Highly respected by his peers, Charles B. Nemeroff, M.D., Ph.D., Leonard M. Miller Professor and Chair of Psychiatry and Behavioral Sciences, who has known Wahlestedt for 30 years, called him “one of the most creative and talented neuroscientists in the world.’’Dr. Wahlestedt, was a founding director of the Center for Genomics and Bioinformatics and a department chair at the Karolinska Institute in his native Sweden.The author of some 200 papers in major scientific journals in his field, Wahlestedt has a long-standing interest in non-protein-coding RNA (epigenetics) and pioneered various uses of antisense RNA, siRNA and small molecules that target RNA. At Scripps Florida, he co-founded CURNA, a spin-off company based on his patent for exploiting a cell’s ability to make therapeutic proteins, a discovery that holds promise for potential treatments for such diseases as type 2 diabetes, heart disease, cancer, Alzheimer’s and Parkinson’s. CURNA recently sold for $10 million.
Born in Karlskrona, Sweden, Wahlestedt earned his M.D. and Ph.D. from Lund University in southern Sweden and completed postdoctoral work at the Georgetown Institute of the Neurosciences at Georgetown University in Washington, D.C., and the Institute for Immunology at Kyoto University.
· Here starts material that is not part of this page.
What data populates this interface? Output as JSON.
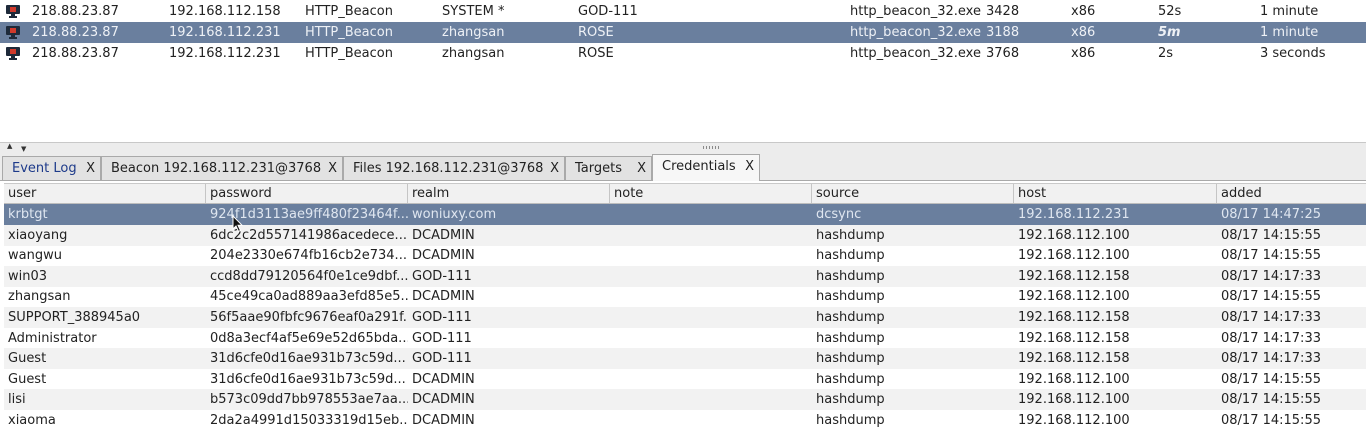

He spent four years as assistant professor in the Division of Neurobiology, Department of Neurology and Neuroscience, at Cornell University Medical College in New York, and was subsequently adjunct professor of biochemistry, and pharmacology and therapeutics at McGill University in Montreal. He also spent more than a decade directing drug discovery or genomics efforts in the pharmaceutical industry for Astra-Zeneca, Pharmacia & Upjohn, and Pharmacia Corporation.